La Chine pourrait également réduire ses barrières commerciales sur les marchandises en provenance d’autres pays, comme elle l’a fait sous la première administration Trump, et elle pourrait mieux promouvoir son Exposition internationale d’importation . Si la plupart des pays disposent d’agences de promotion des exportations, la Chine est peut-être la seule à disposer d’une grande exposition publique consacrée aux importations. Dans le contexte actuel, l’exposition pourrait promouvoir davantage d’importations en provenance de pays qui s’abstiennent d’ériger de nouvelles barrières.
Troisièmement, pour réduire son excédent commercial, la Chine doit trouver des moyens plus efficaces de stimuler sa consommation intérieure. Une réorientation fondamentale de son équilibre épargne-consommation nécessiterait des réformes structurelles de son système de protection sociale, de son système financier et de l’équilibre entre les sexes, ce qui impliquerait un processus pluriannuel. Si la Chine pourrait poursuivre ses mesures de relance macroéconomique à court terme, les efforts récents n’ont eu que des résultats mitigés. Ce dont la Chine a réellement besoin, c’est d’un assouplissement monétaire beaucoup plus agressif, combiné à des mesures budgétaires incluant des baisses temporaires de la TVA et des subventions à la consommation.

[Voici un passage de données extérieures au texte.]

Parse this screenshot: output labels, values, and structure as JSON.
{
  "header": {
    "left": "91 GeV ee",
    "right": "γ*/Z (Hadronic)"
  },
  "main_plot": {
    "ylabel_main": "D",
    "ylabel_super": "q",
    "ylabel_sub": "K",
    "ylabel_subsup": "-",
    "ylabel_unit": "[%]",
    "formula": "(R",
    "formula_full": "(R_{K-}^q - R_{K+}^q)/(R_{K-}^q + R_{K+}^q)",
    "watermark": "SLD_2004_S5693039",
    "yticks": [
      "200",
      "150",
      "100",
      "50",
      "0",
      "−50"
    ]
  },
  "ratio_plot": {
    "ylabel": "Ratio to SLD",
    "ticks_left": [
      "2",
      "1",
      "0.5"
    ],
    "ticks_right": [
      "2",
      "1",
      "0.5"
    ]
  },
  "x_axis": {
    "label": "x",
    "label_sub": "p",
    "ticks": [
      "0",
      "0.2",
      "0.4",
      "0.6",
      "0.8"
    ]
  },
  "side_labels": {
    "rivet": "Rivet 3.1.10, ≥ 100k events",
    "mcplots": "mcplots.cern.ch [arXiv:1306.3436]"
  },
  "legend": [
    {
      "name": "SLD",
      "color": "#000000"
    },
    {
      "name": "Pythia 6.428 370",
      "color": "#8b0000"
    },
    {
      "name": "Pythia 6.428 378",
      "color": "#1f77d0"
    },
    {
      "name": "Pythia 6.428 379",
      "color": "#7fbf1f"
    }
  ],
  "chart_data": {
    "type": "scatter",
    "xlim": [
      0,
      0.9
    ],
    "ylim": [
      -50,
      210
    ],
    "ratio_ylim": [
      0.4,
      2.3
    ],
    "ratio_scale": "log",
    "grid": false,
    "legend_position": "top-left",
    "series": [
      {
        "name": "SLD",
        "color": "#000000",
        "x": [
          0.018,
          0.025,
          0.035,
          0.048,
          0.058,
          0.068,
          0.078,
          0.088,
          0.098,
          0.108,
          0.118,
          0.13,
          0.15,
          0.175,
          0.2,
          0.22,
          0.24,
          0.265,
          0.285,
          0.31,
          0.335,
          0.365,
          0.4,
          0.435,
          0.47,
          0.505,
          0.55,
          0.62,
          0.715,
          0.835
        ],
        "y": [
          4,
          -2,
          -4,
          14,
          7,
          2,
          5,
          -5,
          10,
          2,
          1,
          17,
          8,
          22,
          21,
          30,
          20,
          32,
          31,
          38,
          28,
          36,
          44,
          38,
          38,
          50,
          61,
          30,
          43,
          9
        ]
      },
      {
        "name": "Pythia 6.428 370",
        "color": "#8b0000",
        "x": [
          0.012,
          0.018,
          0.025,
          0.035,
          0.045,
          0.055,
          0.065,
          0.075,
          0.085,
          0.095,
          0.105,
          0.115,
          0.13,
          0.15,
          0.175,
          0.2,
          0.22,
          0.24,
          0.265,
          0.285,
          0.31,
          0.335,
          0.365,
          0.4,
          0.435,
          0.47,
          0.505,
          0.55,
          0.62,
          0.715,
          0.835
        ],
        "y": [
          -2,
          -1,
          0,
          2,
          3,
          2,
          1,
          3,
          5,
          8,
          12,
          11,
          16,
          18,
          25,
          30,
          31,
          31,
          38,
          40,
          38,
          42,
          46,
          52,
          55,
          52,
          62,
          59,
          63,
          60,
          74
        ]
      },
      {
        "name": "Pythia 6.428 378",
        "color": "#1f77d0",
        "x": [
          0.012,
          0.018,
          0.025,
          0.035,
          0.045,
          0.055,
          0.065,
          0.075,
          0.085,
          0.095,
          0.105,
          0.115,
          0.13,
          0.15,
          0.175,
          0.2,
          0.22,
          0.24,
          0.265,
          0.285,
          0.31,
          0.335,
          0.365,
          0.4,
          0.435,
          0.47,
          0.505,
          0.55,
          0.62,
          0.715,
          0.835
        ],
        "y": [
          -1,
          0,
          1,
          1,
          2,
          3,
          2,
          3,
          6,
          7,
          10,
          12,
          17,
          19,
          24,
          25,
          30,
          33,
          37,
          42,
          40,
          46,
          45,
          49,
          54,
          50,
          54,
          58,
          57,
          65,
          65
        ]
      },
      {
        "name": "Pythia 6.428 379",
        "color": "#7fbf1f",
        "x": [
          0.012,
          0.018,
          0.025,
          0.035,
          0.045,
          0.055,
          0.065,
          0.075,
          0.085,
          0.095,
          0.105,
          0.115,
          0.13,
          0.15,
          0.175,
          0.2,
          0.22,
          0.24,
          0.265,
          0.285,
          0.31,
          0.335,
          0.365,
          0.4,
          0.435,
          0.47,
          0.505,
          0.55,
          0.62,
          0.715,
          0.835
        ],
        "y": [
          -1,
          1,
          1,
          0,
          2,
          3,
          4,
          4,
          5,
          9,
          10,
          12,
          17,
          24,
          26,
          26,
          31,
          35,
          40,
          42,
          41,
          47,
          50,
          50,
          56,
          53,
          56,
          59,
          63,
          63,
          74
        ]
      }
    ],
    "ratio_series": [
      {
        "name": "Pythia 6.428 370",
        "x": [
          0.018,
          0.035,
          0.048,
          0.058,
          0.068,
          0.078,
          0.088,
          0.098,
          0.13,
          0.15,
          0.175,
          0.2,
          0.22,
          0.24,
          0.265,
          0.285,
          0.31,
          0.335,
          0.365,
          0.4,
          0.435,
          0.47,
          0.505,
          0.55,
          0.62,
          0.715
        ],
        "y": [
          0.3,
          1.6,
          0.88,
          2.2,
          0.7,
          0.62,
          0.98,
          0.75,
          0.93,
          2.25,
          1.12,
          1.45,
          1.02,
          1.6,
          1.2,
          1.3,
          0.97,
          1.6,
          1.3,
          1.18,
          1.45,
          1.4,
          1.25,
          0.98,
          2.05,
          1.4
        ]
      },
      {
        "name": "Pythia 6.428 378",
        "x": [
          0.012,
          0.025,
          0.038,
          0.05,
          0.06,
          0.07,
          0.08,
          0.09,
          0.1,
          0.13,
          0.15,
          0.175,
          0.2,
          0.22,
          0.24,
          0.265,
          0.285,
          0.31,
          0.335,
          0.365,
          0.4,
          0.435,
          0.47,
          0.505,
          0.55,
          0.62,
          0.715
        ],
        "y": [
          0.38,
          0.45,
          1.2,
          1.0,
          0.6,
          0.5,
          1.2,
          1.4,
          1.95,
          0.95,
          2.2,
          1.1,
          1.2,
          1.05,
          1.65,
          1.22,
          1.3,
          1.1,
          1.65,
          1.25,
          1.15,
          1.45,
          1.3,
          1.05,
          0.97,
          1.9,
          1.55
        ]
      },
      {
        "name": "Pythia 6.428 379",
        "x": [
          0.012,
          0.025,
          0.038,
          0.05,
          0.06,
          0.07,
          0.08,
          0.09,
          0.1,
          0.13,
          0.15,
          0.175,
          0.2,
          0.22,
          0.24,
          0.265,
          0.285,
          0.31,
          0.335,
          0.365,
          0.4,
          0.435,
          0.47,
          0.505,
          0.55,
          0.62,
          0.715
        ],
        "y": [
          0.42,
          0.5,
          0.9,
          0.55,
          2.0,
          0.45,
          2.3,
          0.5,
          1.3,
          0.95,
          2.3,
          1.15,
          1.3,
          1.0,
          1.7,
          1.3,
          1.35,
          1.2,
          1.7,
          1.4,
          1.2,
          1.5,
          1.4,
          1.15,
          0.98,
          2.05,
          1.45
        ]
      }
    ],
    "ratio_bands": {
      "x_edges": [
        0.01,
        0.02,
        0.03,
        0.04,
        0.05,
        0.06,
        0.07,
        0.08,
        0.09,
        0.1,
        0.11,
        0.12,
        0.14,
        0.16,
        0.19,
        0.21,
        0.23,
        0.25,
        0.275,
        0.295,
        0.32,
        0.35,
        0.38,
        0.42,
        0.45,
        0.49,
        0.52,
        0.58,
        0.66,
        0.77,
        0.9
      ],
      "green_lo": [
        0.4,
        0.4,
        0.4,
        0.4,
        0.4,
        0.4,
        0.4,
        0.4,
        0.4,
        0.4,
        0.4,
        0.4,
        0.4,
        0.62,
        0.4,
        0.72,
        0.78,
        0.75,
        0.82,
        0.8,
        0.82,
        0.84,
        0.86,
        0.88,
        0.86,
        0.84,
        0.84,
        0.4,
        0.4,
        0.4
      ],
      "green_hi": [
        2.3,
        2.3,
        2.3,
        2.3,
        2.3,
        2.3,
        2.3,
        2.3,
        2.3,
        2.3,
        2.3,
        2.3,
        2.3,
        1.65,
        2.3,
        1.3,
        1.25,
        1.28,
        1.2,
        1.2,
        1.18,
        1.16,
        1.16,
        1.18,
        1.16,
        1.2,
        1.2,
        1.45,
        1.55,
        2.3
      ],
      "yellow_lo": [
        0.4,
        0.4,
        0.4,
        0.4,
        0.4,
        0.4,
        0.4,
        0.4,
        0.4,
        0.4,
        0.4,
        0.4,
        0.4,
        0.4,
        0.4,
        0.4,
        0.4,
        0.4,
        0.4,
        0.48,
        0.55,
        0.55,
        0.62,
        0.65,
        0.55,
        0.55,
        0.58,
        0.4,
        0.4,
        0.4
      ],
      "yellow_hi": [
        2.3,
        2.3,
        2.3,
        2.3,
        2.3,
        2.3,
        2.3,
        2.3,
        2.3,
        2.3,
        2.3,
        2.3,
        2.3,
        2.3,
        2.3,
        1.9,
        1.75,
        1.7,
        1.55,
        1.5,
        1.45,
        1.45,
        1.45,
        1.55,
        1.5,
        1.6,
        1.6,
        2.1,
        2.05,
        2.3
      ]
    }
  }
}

Il y a très peu de chances que les États-Unis acceptent une offre de droits de douane nuls, du moins pour l’instant. Mais une combinaison de réformes commerciales, de mesures de relance macroéconomique et d’autres mesures structurelles visant à stimuler la consommation et à réduire les exportations nettes devrait de toute façon être envisagée. Une telle approche serait bénéfique à la fois pour la Chine et pour l’économie mondiale, indépendamment de la décision des États-Unis.
Shang-Jin Wei, ancien économiste en chef de la Banque asiatique de développement, est professeur de finance et d’économie à la Columbia Business School et à la School of International and Public Affairs de l’Université Columbia.